An alligator in Logan, UT

At lunch today I went for a walk. There is a path near my office which runs along the Logan river, through a pasture. It was cold, raining-on-the-verge of snowing. SO I had my hood pulled down, and I was walking fairly quickly.

The path crosses the river a couple times via little foot bridges, and as I approached the last bridge on my return trip, I caught movement in the water, just at the edge of my peripheral vision. My first thought, given the abundance of tadpoles was "frog", but it was really too large to be a frog, and moved through the water much to smoothly.

Then, whether because I had started at frog and therefore had amphibian (and consequently reptile) on my brain, or because my wife and I have been looking a pictured of Florida the night before, or both, I quite clearly realized that what I was seeing was none other than an alligator! A small one, maybe a a foot or two in length, but most definitely the correct size, shape, texture, color and motion.
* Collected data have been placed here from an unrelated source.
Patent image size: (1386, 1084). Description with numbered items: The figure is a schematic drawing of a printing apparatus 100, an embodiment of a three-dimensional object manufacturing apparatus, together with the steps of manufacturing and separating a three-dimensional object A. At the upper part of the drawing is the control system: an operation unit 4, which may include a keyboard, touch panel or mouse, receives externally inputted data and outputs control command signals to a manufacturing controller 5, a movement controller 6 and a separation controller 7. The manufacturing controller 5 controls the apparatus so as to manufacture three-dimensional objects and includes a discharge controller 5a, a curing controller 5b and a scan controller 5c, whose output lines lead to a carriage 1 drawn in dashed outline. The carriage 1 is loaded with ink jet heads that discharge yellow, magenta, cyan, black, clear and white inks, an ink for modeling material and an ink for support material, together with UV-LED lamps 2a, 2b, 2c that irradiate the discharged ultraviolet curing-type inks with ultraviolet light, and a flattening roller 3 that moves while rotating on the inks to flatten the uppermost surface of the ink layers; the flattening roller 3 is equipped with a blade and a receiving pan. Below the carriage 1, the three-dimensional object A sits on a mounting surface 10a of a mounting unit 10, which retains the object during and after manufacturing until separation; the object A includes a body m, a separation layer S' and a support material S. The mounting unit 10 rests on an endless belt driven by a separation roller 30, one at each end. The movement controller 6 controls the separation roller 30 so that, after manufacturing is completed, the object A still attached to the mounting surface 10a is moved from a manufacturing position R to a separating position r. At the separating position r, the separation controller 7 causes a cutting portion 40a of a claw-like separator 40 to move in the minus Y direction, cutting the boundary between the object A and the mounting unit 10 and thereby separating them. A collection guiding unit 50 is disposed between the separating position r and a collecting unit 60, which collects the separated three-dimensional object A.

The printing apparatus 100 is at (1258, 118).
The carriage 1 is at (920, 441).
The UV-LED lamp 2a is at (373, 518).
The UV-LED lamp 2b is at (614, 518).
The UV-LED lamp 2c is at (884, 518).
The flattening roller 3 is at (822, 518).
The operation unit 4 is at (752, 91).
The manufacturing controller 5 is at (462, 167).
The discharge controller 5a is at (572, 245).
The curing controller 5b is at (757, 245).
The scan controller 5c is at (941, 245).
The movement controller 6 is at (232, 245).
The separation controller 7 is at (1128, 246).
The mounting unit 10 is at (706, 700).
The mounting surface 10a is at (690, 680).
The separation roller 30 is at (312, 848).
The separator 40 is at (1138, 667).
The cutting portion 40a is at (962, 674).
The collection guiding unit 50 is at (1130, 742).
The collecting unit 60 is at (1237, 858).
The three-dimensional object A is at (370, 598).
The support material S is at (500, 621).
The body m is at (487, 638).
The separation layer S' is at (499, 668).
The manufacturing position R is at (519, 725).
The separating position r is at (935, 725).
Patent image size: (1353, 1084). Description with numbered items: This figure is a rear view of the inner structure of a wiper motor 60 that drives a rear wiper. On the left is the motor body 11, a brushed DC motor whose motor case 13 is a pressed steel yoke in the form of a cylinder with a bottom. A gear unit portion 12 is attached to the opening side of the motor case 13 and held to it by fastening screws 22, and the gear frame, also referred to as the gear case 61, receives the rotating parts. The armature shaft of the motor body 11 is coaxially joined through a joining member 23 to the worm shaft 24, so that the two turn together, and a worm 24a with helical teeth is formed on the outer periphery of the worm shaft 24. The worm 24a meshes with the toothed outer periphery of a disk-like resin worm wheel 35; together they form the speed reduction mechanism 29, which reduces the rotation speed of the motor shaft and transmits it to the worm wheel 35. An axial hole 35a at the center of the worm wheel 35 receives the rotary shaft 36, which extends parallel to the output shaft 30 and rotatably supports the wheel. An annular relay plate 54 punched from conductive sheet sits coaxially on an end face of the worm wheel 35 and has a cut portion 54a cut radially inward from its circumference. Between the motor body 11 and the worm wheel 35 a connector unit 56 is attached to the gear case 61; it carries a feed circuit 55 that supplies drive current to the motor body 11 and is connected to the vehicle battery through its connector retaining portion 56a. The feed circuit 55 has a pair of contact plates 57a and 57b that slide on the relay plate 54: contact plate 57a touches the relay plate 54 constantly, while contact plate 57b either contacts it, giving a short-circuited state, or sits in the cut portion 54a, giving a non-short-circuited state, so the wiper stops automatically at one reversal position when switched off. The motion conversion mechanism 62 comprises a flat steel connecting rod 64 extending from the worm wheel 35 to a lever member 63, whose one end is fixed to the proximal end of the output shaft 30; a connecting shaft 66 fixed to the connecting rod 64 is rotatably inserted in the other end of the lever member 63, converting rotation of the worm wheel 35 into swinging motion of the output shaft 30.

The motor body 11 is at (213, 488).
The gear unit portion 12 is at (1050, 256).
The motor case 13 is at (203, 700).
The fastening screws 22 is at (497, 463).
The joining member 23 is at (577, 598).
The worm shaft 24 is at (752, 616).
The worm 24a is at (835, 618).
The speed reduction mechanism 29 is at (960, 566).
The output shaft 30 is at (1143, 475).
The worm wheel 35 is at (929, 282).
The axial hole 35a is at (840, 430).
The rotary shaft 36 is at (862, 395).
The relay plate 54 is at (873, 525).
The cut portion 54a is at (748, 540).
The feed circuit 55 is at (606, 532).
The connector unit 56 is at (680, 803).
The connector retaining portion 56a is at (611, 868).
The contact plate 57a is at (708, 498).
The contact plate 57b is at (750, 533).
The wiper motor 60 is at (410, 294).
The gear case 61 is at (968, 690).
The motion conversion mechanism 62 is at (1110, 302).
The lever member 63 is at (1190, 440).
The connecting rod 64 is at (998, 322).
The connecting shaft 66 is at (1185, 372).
Then that smart-astic voice in the back of my head chimed in with that annoyingly smug voice...

"Really..... You are in Logan.... Utah.... in the middle of January, in rain/snow... And your going with alligator?"

At about that moment, the muskrat dove under the water and out of site.

The funny thing was for that brief instant, I really did see an alligator, that is how my mind interpreted the visual stimuli it received. It was only at that very last instant, that rational mind kicked in and saw "Things as they really are".

I got to thinking about that- how often, to what extent, and for how long do our brains get misled in a life time, by misinterpreted or out of context stimuli or information?

And has this phenomena increased in the age of tweets, instagrams... increasingly short and fast info-bits?